We tested the hypothesis using ketamine which blocks N-methyl-d-aspartate (NMDA) receptors (NMDARs),...

EEPs were observed in awake rats but not while they were under anesthesia produced using a cocktail ...

Cite This Study
Frilot C 2nd, Carrubba S, Marino AA. (2014). Sensory transduction of weak electromagnetic fields: role of glutamate neurotransmission mediated by NMDA receptors. Neuroscience. 258:184-191, 2014. .
Show BibTeX
@article{2nd_2014_sensory_transduction_of_weak_1557,
  author = {Frilot C 2nd and Carrubba S and Marino AA.},
  title = {Sensory transduction of weak electromagnetic fields: role of glutamate neurotransmission mediated by NMDA receptors.},
  year = {2014},
  
  url = {https://www.sciencedirect.com/science/article/abs/pii/S0306452213009494},
}

Quick Questions About This Study

Yes, research shows the brain can detect weak electromagnetic fields through specific neural pathways. A 2014 study found that awake rats could sense EMF signals, but this ability was blocked when certain brain communication pathways were disrupted by anesthetics.
Research indicates EMF can influence nervous system function. Scientists discovered that electromagnetic fields trigger detectable brain responses in awake animals through glutamate neurotransmission pathways, suggesting the nervous system has previously unrecognized electromagnetic sensing capabilities.
Electromagnetic fields can produce measurable changes in brain wave patterns.

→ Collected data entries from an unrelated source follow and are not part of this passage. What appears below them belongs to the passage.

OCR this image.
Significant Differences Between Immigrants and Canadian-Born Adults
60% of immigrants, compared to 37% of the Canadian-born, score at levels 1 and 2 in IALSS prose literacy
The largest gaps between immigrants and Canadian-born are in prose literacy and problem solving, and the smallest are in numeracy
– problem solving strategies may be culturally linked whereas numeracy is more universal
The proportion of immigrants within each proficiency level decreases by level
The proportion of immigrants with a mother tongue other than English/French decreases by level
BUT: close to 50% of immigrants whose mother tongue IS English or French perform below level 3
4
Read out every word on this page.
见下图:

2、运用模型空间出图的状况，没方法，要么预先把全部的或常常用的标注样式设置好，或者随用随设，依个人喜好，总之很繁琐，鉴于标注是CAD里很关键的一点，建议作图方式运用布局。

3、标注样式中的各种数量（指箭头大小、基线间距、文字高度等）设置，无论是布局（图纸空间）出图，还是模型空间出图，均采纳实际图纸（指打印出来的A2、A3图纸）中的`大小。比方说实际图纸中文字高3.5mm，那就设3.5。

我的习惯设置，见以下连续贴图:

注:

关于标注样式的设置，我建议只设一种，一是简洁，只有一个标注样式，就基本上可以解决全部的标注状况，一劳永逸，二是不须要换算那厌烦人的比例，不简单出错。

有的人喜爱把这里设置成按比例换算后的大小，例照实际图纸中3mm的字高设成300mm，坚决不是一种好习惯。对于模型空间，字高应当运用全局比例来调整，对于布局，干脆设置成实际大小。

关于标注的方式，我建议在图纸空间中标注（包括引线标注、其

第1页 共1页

A study found that weak EMF exposure generated specific brain responses in conscious rats, but these responses disappeared when brain communication pathways were chemically blocked.
Research shows the brain can detect and respond to electromagnetic fields, though health implications remain unclear. Studies demonstrate that EMF triggers specific neural responses through glutamate pathways, indicating biological sensitivity to electromagnetic exposure exists.
While this study used rats, it suggests mammals may have biological mechanisms to detect weak electromagnetic fields. The research found specific brain pathways respond to EMF exposure, indicating potential electromagnetic sensitivity in biological systems.